The West Virginia IEP & 504 Advocacy Playbook includes a ready-to-send evaluation request letter pre-cited to Policy 2419, Chapter 2, Section 3 — the same citation that forces your district to respond within legally mandated timelines. Get the complete toolkit and stop waiting.

What to Do While You Wait for the Evaluation

During the 80-day evaluation period, document everything. Keep a dated log of teacher communications, any academic struggles you observe at home, and anything the school tells you verbally about your child's progress.

Request copies of any existing school records — grades, attendance, discipline records, teacher notes, and any screening data the school has already collected. Under FERPA and Policy 2419, the district must provide you access to all educational records without unnecessary delay, and in any case before the Eligibility Committee meeting.

Attend every SAT meeting if one is running concurrently. Your input should be in writing, submitted before the meeting, so there is a record of your stated concerns separate from whatever notes school staff take.

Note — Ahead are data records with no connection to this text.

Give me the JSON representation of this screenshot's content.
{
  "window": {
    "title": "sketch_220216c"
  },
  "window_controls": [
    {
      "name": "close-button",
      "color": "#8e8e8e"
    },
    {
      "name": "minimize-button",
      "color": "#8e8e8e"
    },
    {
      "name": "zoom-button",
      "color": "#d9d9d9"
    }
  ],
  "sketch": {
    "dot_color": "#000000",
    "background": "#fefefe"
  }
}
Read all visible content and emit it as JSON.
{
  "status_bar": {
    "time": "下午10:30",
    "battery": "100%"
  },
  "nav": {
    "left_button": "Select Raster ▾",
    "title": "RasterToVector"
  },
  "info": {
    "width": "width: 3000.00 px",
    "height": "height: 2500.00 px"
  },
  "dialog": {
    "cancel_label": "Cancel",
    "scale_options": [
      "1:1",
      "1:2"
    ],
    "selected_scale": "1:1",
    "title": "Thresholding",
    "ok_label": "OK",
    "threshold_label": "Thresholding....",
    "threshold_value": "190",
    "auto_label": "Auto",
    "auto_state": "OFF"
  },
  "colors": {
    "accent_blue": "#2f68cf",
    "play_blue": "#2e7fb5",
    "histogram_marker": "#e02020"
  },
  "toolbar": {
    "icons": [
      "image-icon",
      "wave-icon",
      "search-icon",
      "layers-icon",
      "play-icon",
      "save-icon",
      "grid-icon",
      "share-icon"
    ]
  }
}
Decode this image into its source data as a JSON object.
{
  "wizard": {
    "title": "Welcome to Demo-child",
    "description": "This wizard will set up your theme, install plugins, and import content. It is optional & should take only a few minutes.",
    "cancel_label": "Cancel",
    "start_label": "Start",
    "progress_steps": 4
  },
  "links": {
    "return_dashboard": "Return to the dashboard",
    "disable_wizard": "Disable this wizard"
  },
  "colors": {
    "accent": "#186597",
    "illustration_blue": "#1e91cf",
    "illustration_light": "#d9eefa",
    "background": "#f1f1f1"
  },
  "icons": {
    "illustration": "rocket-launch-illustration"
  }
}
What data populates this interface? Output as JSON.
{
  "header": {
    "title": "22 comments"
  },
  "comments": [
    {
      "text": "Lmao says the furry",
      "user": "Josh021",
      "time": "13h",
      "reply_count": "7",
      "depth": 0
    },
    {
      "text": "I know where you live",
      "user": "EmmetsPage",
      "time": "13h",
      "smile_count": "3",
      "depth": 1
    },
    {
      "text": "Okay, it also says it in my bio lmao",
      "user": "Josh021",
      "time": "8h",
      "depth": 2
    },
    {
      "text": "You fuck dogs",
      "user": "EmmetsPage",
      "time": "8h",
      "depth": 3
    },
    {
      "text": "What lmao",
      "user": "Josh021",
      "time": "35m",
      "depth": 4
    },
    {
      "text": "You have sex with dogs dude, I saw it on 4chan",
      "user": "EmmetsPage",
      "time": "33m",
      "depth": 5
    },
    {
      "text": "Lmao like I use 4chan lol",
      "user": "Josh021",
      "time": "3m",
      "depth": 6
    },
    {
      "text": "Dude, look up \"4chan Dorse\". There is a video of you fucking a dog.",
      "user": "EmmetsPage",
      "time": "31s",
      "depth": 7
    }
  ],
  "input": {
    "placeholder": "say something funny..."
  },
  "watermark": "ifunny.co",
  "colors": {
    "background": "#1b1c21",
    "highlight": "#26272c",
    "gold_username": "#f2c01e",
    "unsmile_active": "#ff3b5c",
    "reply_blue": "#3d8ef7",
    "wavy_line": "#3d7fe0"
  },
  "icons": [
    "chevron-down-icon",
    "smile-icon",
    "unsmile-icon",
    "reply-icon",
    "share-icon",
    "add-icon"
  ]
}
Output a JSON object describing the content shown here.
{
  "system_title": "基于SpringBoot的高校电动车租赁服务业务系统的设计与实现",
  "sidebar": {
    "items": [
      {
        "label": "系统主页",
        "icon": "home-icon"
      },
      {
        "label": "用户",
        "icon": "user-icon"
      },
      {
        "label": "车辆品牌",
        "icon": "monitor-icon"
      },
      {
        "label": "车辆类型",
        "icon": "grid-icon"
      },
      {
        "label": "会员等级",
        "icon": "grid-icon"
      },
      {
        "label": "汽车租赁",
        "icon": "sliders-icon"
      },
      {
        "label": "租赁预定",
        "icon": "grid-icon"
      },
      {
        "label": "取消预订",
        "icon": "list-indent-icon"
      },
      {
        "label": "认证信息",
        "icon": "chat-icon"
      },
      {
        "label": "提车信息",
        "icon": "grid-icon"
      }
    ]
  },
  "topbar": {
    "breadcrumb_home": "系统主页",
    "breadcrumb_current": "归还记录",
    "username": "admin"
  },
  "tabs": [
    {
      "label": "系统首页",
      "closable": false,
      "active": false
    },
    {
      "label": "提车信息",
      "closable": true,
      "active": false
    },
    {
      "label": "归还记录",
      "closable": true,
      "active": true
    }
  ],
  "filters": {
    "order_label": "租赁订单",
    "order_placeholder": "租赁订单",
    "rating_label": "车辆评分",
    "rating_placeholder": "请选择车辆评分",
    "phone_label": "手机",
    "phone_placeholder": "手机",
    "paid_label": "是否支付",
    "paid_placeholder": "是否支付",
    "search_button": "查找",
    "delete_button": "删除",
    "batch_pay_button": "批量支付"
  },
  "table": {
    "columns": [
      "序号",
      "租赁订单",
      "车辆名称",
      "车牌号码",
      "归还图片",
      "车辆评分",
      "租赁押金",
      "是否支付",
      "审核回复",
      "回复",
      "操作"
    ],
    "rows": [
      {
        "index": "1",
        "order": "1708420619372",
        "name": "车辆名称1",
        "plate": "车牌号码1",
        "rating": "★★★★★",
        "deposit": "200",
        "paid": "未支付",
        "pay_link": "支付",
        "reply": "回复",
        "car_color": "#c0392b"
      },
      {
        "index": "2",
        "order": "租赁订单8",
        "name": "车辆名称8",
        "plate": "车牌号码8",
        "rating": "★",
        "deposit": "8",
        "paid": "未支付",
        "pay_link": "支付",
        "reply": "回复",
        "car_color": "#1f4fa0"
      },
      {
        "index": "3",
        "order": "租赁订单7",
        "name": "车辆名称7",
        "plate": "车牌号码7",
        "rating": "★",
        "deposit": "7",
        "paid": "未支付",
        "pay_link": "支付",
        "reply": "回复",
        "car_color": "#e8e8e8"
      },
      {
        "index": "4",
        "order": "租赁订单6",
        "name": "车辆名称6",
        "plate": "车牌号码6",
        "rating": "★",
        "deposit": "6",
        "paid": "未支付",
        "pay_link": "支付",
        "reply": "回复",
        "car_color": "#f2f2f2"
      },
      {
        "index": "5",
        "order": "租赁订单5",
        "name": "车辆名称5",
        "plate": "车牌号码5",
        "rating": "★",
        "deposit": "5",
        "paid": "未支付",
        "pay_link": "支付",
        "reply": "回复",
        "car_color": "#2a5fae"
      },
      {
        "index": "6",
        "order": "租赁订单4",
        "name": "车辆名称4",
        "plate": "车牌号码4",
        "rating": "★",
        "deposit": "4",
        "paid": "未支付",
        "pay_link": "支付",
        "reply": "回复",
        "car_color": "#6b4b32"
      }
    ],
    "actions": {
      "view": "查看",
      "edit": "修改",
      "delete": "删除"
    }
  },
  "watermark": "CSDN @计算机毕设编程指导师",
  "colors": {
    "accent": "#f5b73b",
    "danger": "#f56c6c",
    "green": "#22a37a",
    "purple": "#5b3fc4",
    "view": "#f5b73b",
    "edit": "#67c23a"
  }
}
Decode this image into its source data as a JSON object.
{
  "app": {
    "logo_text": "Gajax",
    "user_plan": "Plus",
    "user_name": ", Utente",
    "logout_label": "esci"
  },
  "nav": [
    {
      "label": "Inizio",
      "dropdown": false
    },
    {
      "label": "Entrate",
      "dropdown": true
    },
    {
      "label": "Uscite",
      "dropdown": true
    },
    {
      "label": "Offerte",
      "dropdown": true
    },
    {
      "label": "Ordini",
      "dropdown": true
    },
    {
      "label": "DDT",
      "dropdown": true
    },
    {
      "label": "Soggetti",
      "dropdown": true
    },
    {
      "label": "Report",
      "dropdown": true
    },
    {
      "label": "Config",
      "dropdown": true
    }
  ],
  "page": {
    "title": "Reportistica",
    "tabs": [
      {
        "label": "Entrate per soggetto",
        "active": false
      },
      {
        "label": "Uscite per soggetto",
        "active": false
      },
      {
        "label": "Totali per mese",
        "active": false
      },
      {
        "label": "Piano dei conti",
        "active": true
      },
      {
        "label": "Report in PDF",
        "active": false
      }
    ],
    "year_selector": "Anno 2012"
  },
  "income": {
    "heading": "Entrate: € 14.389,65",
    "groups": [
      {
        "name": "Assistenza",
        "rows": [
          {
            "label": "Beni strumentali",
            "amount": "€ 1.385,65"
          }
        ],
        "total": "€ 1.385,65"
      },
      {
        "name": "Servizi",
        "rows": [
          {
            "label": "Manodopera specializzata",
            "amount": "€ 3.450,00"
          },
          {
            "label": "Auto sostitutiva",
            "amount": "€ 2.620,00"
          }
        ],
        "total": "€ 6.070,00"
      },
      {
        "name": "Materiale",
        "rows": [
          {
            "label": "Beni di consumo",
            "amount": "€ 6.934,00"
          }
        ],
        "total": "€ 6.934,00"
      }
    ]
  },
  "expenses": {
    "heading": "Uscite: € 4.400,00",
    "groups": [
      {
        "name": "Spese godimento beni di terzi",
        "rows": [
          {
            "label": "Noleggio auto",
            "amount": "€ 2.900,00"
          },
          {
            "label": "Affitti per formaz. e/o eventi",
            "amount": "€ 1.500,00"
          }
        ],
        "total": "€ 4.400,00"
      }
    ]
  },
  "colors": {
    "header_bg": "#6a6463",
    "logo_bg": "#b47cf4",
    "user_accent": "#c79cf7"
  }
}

If you have obtained outside evaluations — from a private psychologist, speech-language pathologist, or pediatric neurologist — submit copies to the school. The district is required to consider this information, though it is not bound by outside conclusions.

Child Find exists because waiting has real costs. Every month your child goes without appropriate services is time they cannot get back. The law gives you the tools to stop the waiting — but those tools only work if you use them in writing.